Ad accogliere il pubblico è Sineddoche, l’opera di Claudio Parmiggiani riflessione dell’arte sull’arte nella quale il contenuto è esposto come immagine del contenitore. Il risultato è una forma di archivio del presente nel quale gli echi di tecniche tradizionali delle opere di Benjamin Degen e Luisa Rabbia coesistono con l’interesse per l’architettura icononica e processi che intrecciano fotografia e pittura di Enoc Perez e Daniel Rich. A differenza degli altri, la traslazione dello studio di Rich assume negli spazi della Maramotti una spazialità interamente verticale, proprio come gli edifici e le architetture delle sue pitture.

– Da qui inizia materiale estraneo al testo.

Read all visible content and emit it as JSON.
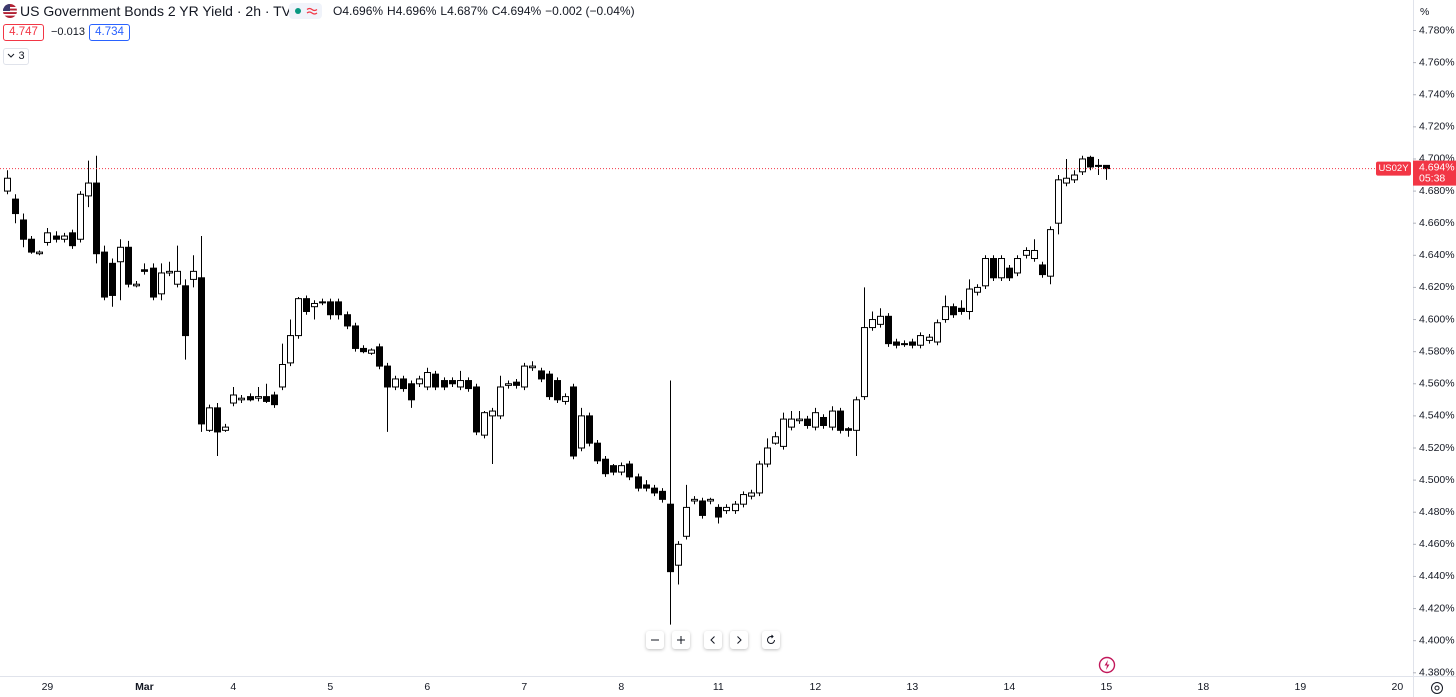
{
  "header": {
    "ohlc": [
      "O4.696%",
      "H4.696%",
      "L4.687%",
      "C4.694%"
    ],
    "change": "−0.002 (−0.04%)",
    "bid": "4.747",
    "spread": "−0.013",
    "ask": "4.734",
    "indicators": "3"
  },
  "chart_data": {
    "type": "candlestick",
    "title": "US Government Bonds 2 YR Yield · 2h · TVC",
    "y_unit": "%",
    "up_color": "#ffffff",
    "down_color": "#000000",
    "wick_color": "#000000",
    "ylim": [
      4.378,
      4.799
    ],
    "yticks": [
      {
        "value": 4.38,
        "label": "4.380%"
      },
      {
        "value": 4.4,
        "label": "4.400%"
      },
      {
        "value": 4.42,
        "label": "4.420%"
      },
      {
        "value": 4.44,
        "label": "4.440%"
      },
      {
        "value": 4.46,
        "label": "4.460%"
      },
      {
        "value": 4.48,
        "label": "4.480%"
      },
      {
        "value": 4.5,
        "label": "4.500%"
      },
      {
        "value": 4.52,
        "label": "4.520%"
      },
      {
        "value": 4.54,
        "label": "4.540%"
      },
      {
        "value": 4.56,
        "label": "4.560%"
      },
      {
        "value": 4.58,
        "label": "4.580%"
      },
      {
        "value": 4.6,
        "label": "4.600%"
      },
      {
        "value": 4.62,
        "label": "4.620%"
      },
      {
        "value": 4.64,
        "label": "4.640%"
      },
      {
        "value": 4.66,
        "label": "4.660%"
      },
      {
        "value": 4.68,
        "label": "4.680%"
      },
      {
        "value": 4.7,
        "label": "4.700%"
      },
      {
        "value": 4.72,
        "label": "4.720%"
      },
      {
        "value": 4.74,
        "label": "4.740%"
      },
      {
        "value": 4.76,
        "label": "4.760%"
      },
      {
        "value": 4.78,
        "label": "4.780%"
      }
    ],
    "grid": false,
    "last_price": {
      "value": 4.694,
      "label": "4.694%",
      "color": "#f23645"
    },
    "symbol": "US02Y",
    "countdown": "05:38",
    "categories": [
      null,
      null,
      null,
      null,
      null,
      "29",
      null,
      null,
      null,
      null,
      null,
      null,
      null,
      null,
      null,
      null,
      null,
      "Mar",
      null,
      null,
      null,
      null,
      null,
      null,
      null,
      null,
      null,
      null,
      "4",
      null,
      null,
      null,
      null,
      null,
      null,
      null,
      null,
      null,
      null,
      null,
      "5",
      null,
      null,
      null,
      null,
      null,
      null,
      null,
      null,
      null,
      null,
      null,
      "6",
      null,
      null,
      null,
      null,
      null,
      null,
      null,
      null,
      null,
      null,
      null,
      "7",
      null,
      null,
      null,
      null,
      null,
      null,
      null,
      null,
      null,
      null,
      null,
      "8",
      null,
      null,
      null,
      null,
      null,
      null,
      null,
      null,
      null,
      null,
      null,
      "11",
      null,
      null,
      null,
      null,
      null,
      null,
      null,
      null,
      null,
      null,
      null,
      "12",
      null,
      null,
      null,
      null,
      null,
      null,
      null,
      null,
      null,
      null,
      null,
      "13",
      null,
      null,
      null,
      null,
      null,
      null,
      null,
      null,
      null,
      null,
      null,
      "14",
      null,
      null,
      null,
      null,
      null,
      null,
      null,
      null,
      null,
      null,
      null,
      "15",
      null,
      null,
      null,
      null,
      null,
      null,
      null,
      null,
      null,
      null,
      null,
      "18",
      null,
      null,
      null,
      null,
      null,
      null,
      null,
      null,
      null,
      null,
      null,
      "19",
      null,
      null,
      null,
      null,
      null,
      null,
      null,
      null,
      null,
      null,
      null,
      "20"
    ],
    "open": [
      4.68,
      4.675,
      4.662,
      4.65,
      4.641,
      4.648,
      4.652,
      4.65,
      4.654,
      4.65,
      4.677,
      4.685,
      4.642,
      4.635,
      4.636,
      4.645,
      4.621,
      4.631,
      4.632,
      4.616,
      4.629,
      4.622,
      4.621,
      4.625,
      4.626,
      4.531,
      4.545,
      4.531,
      4.548,
      4.55,
      4.552,
      4.551,
      4.552,
      4.553,
      4.558,
      4.573,
      4.59,
      4.613,
      4.608,
      4.611,
      4.611,
      4.611,
      4.603,
      4.596,
      4.582,
      4.579,
      4.583,
      4.571,
      4.558,
      4.563,
      4.56,
      4.56,
      4.558,
      4.566,
      4.562,
      4.562,
      4.558,
      4.562,
      4.558,
      4.528,
      4.54,
      4.54,
      4.559,
      4.561,
      4.558,
      4.57,
      4.568,
      4.566,
      4.562,
      4.549,
      4.558,
      4.52,
      4.54,
      4.523,
      4.513,
      4.509,
      4.505,
      4.51,
      4.502,
      4.497,
      4.495,
      4.493,
      4.485,
      4.447,
      4.465,
      4.487,
      4.487,
      4.487,
      4.483,
      4.481,
      4.481,
      4.485,
      4.49,
      4.492,
      4.51,
      4.523,
      4.521,
      4.533,
      4.537,
      4.538,
      4.533,
      4.539,
      4.533,
      4.543,
      4.532,
      4.531,
      4.552,
      4.595,
      4.597,
      4.602,
      4.586,
      4.585,
      4.586,
      4.584,
      4.587,
      4.586,
      4.6,
      4.608,
      4.607,
      4.605,
      4.617,
      4.621,
      4.638,
      4.626,
      4.632,
      4.629,
      4.64,
      4.638,
      4.634,
      4.627,
      4.66,
      4.685,
      4.687,
      4.692,
      4.701,
      4.696,
      4.696,
      null,
      null,
      null,
      null,
      null,
      null,
      null,
      null,
      null,
      null,
      null,
      null,
      null,
      null,
      null,
      null,
      null,
      null,
      null,
      null,
      null,
      null,
      null,
      null,
      null,
      null,
      null,
      null,
      null,
      null,
      null,
      null,
      null,
      null,
      null,
      null
    ],
    "high": [
      4.693,
      4.678,
      4.666,
      4.652,
      4.643,
      4.657,
      4.655,
      4.654,
      4.656,
      4.68,
      4.699,
      4.702,
      4.646,
      4.638,
      4.65,
      4.649,
      4.624,
      4.635,
      4.635,
      4.635,
      4.636,
      4.646,
      4.625,
      4.64,
      4.652,
      4.547,
      4.548,
      4.535,
      4.558,
      4.553,
      4.554,
      4.558,
      4.56,
      4.555,
      4.585,
      4.6,
      4.614,
      4.615,
      4.612,
      4.613,
      4.613,
      4.613,
      4.605,
      4.598,
      4.584,
      4.582,
      4.585,
      4.573,
      4.565,
      4.565,
      4.562,
      4.565,
      4.57,
      4.568,
      4.564,
      4.564,
      4.568,
      4.564,
      4.56,
      4.543,
      4.545,
      4.565,
      4.562,
      4.563,
      4.573,
      4.574,
      4.57,
      4.568,
      4.564,
      4.554,
      4.56,
      4.545,
      4.542,
      4.525,
      4.515,
      4.51,
      4.511,
      4.512,
      4.504,
      4.5,
      4.497,
      4.495,
      4.562,
      4.462,
      4.497,
      4.49,
      4.489,
      4.489,
      4.485,
      4.485,
      4.487,
      4.493,
      4.494,
      4.512,
      4.526,
      4.53,
      4.542,
      4.543,
      4.543,
      4.54,
      4.545,
      4.541,
      4.546,
      4.545,
      4.533,
      4.552,
      4.62,
      4.605,
      4.607,
      4.604,
      4.588,
      4.587,
      4.588,
      4.592,
      4.591,
      4.6,
      4.615,
      4.61,
      4.612,
      4.625,
      4.622,
      4.64,
      4.64,
      4.64,
      4.634,
      4.64,
      4.645,
      4.65,
      4.636,
      4.658,
      4.69,
      4.7,
      4.693,
      4.702,
      4.702,
      4.7,
      4.696,
      null,
      null,
      null,
      null,
      null,
      null,
      null,
      null,
      null,
      null,
      null,
      null,
      null,
      null,
      null,
      null,
      null,
      null,
      null,
      null,
      null,
      null,
      null,
      null,
      null,
      null,
      null,
      null,
      null,
      null,
      null,
      null,
      null,
      null,
      null,
      null
    ],
    "low": [
      4.678,
      4.66,
      4.645,
      4.641,
      4.64,
      4.646,
      4.648,
      4.648,
      4.644,
      4.648,
      4.67,
      4.635,
      4.612,
      4.608,
      4.612,
      4.62,
      4.62,
      4.628,
      4.612,
      4.612,
      4.627,
      4.62,
      4.575,
      4.62,
      4.53,
      4.53,
      4.515,
      4.53,
      4.546,
      4.548,
      4.549,
      4.549,
      4.548,
      4.545,
      4.556,
      4.571,
      4.588,
      4.603,
      4.6,
      4.609,
      4.6,
      4.6,
      4.594,
      4.58,
      4.579,
      4.578,
      4.569,
      4.53,
      4.556,
      4.555,
      4.545,
      4.558,
      4.556,
      4.556,
      4.556,
      4.558,
      4.556,
      4.555,
      4.528,
      4.526,
      4.51,
      4.538,
      4.557,
      4.557,
      4.556,
      4.568,
      4.561,
      4.55,
      4.548,
      4.547,
      4.513,
      4.518,
      4.521,
      4.51,
      4.502,
      4.503,
      4.503,
      4.5,
      4.493,
      4.493,
      4.49,
      4.486,
      4.41,
      4.435,
      4.463,
      4.485,
      4.476,
      4.485,
      4.473,
      4.479,
      4.479,
      4.483,
      4.488,
      4.49,
      4.508,
      4.522,
      4.519,
      4.531,
      4.535,
      4.532,
      4.531,
      4.532,
      4.531,
      4.529,
      4.527,
      4.515,
      4.55,
      4.593,
      4.595,
      4.583,
      4.582,
      4.583,
      4.582,
      4.582,
      4.585,
      4.584,
      4.598,
      4.601,
      4.603,
      4.6,
      4.615,
      4.619,
      4.624,
      4.624,
      4.624,
      4.627,
      4.638,
      4.636,
      4.626,
      4.622,
      4.653,
      4.683,
      4.685,
      4.69,
      4.693,
      4.69,
      4.687,
      null,
      null,
      null,
      null,
      null,
      null,
      null,
      null,
      null,
      null,
      null,
      null,
      null,
      null,
      null,
      null,
      null,
      null,
      null,
      null,
      null,
      null,
      null,
      null,
      null,
      null,
      null,
      null,
      null,
      null,
      null,
      null,
      null,
      null,
      null,
      null
    ],
    "close": [
      4.688,
      4.666,
      4.65,
      4.642,
      4.642,
      4.654,
      4.65,
      4.652,
      4.646,
      4.678,
      4.685,
      4.641,
      4.614,
      4.615,
      4.645,
      4.622,
      4.622,
      4.63,
      4.614,
      4.629,
      4.63,
      4.63,
      4.59,
      4.63,
      4.535,
      4.545,
      4.53,
      4.533,
      4.553,
      4.551,
      4.55,
      4.552,
      4.549,
      4.547,
      4.572,
      4.59,
      4.613,
      4.605,
      4.61,
      4.611,
      4.603,
      4.603,
      4.596,
      4.582,
      4.58,
      4.581,
      4.571,
      4.558,
      4.563,
      4.557,
      4.55,
      4.563,
      4.567,
      4.558,
      4.558,
      4.56,
      4.562,
      4.557,
      4.53,
      4.542,
      4.543,
      4.558,
      4.56,
      4.559,
      4.571,
      4.571,
      4.563,
      4.552,
      4.55,
      4.552,
      4.515,
      4.54,
      4.523,
      4.512,
      4.504,
      4.505,
      4.509,
      4.502,
      4.495,
      4.495,
      4.492,
      4.488,
      4.443,
      4.46,
      4.483,
      4.488,
      4.478,
      4.488,
      4.477,
      4.483,
      4.485,
      4.491,
      4.492,
      4.51,
      4.52,
      4.527,
      4.538,
      4.538,
      4.538,
      4.534,
      4.542,
      4.534,
      4.543,
      4.531,
      4.531,
      4.55,
      4.595,
      4.6,
      4.602,
      4.585,
      4.584,
      4.585,
      4.584,
      4.59,
      4.589,
      4.598,
      4.608,
      4.603,
      4.605,
      4.619,
      4.62,
      4.638,
      4.626,
      4.638,
      4.626,
      4.638,
      4.643,
      4.643,
      4.628,
      4.656,
      4.687,
      4.688,
      4.69,
      4.7,
      4.695,
      4.696,
      4.694,
      null,
      null,
      null,
      null,
      null,
      null,
      null,
      null,
      null,
      null,
      null,
      null,
      null,
      null,
      null,
      null,
      null,
      null,
      null,
      null,
      null,
      null,
      null,
      null,
      null,
      null,
      null,
      null,
      null,
      null,
      null,
      null,
      null,
      null,
      null,
      null
    ]
  }
}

Lo studio d’artista si mostra nella sua complessità e nella sua forma mutevole negli allestimenti di Barry X Ball e Tom Sachs che mettono qui in luce la dimensione laboratoriale e collaborativa dello spazio di creazione. Da una parte lo studio di X Ball, qui riproposto tramite video, fotografie e una scultura mai esposta prima in Collezione, documenta i processi tecnologici innovativi e i passaggi manuali tradizionali utilizzati per trasportar nel contemporaneo forme e materiali preziosi derivati dalla statuaria classica; dall’altra quello di Sachs assume qui la forma multimediale del video per immerge lo spettatore in una dimostrazione pratica del decalogo delle regole – ferree – a cui assistenti e visitatori del suo studio devono attenersi.
Sono riflesso di un interesse per i processi di trasformazione e i suoi stati nel tempo gli studi di Mark Manders, qui presente con l’estesa IRoom (Installation Room) e una serie di disegni in prestito dal Belgio, e di TARWUK i cui corpi dissezionati pronti alla rigenerazione e alla rinascita della Pattern Room trovano qui spazio sotto forma di scultura, fotografie e disegni come tracce di un percorso itinerante attraverso diversi studi di New York. E infine Matthew Day Jackson e Andy Cross. Entrambi muovendosi tra pittura, scultura e installazione mettono in luce una critica a temi legati alla storia, alla cultura, alla società e alla politica americana.
Luogo di produzione e di creazione, bottega o factory, lo studio d’artista viene mostrato proprio attraverso le sue parti per evocare una sorta di ritratto dell’artista, della sua immaginazione e dei suoi processi creativi. Ancora una volta è una parte per il tutto.